Philipp TRUNSCHKE studied Mathematics at the Humboldt University in Berlin, specialising in statistical learning theory. He completed his doctoral studies focusing on tensor product approximation at the Technical University of Berlin 2018. Currently, he is working with Anthony NOUY in Nantes on compositional function networks and optimal sampling.
We were honored to host Francisco Ruiz, Research Scientist @ Google DeepMind, for an online seminar on AlphaTensor, last Tuesday 05/12 evening.
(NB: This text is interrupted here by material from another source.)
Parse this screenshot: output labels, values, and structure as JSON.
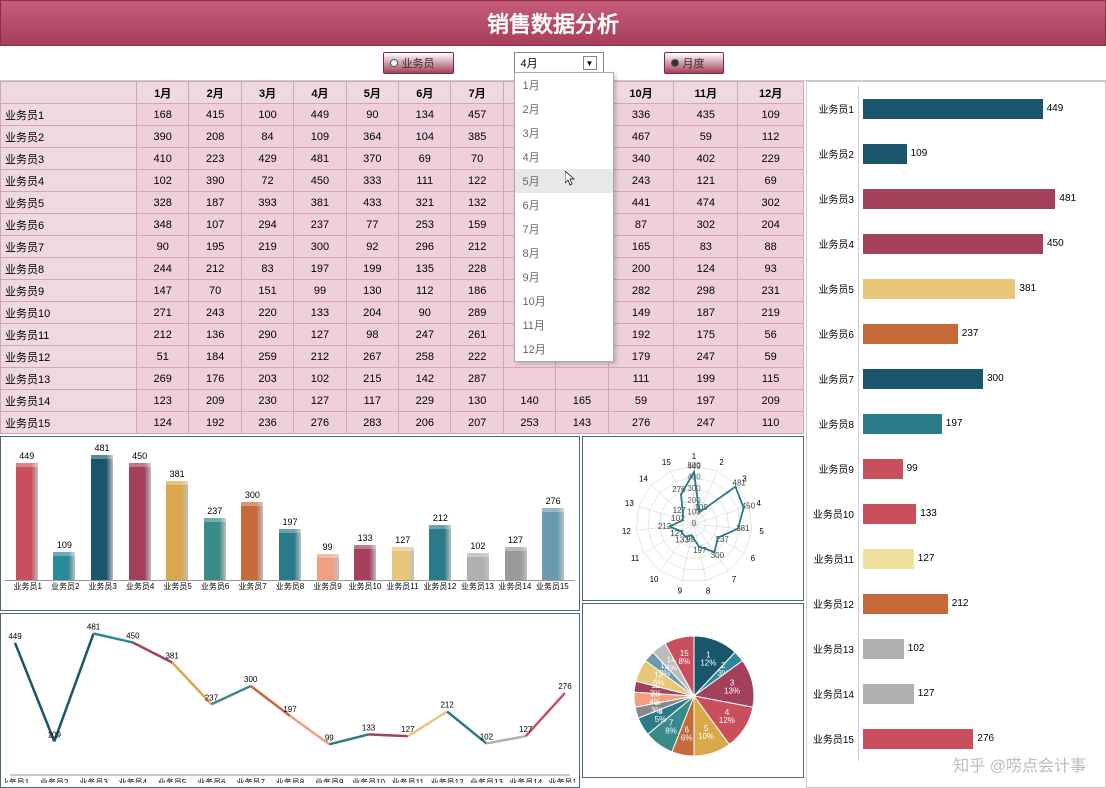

AlphaTensor is a Deep Reinforcement Learning agent designed to automatically discover fast algorithms for matrix multiplication, a mathematical operation ubiquitous in science and engineering. It discovered new improved algorithms, with heavy impact on theory and practice. Francisco spoke about its development and shared firsthand insights into its design. Memento link
On Thursday 3rd November 2022, G-Research came to the EPFL campus for a “Quant Finance Challenge”, an algorithmic trading-based game. In teams of 2-3, over 100 Master, PhD students and postdocs tried their hands (and their Python skills) at a few problems inspired from quantitative finance.
The Challenge was followed by pizza and drinks, and the opportunity to discuss with Quant Researchers and Machine Learning Specialists from G-Research.
We hosted two events organized by the trading company Jane Street, on Thursday 10th March 2022, in collaboration with CLIC and EPFelles (two student associations from EPFL). Slightly over 130 participants joined for
a Tech Talk by Andrey Mokhov from Jane Street: “Algorithmic challenges in build systems and incremental computation”,
and an Estimathon Game, where teams had 30 minutes to work on a set of 13 estimation problems, the winning team being the one with the best set of estimates.
This was followed by pizza and a Q&A with a Jane Street Trader, Software Engineer, and Recruiters.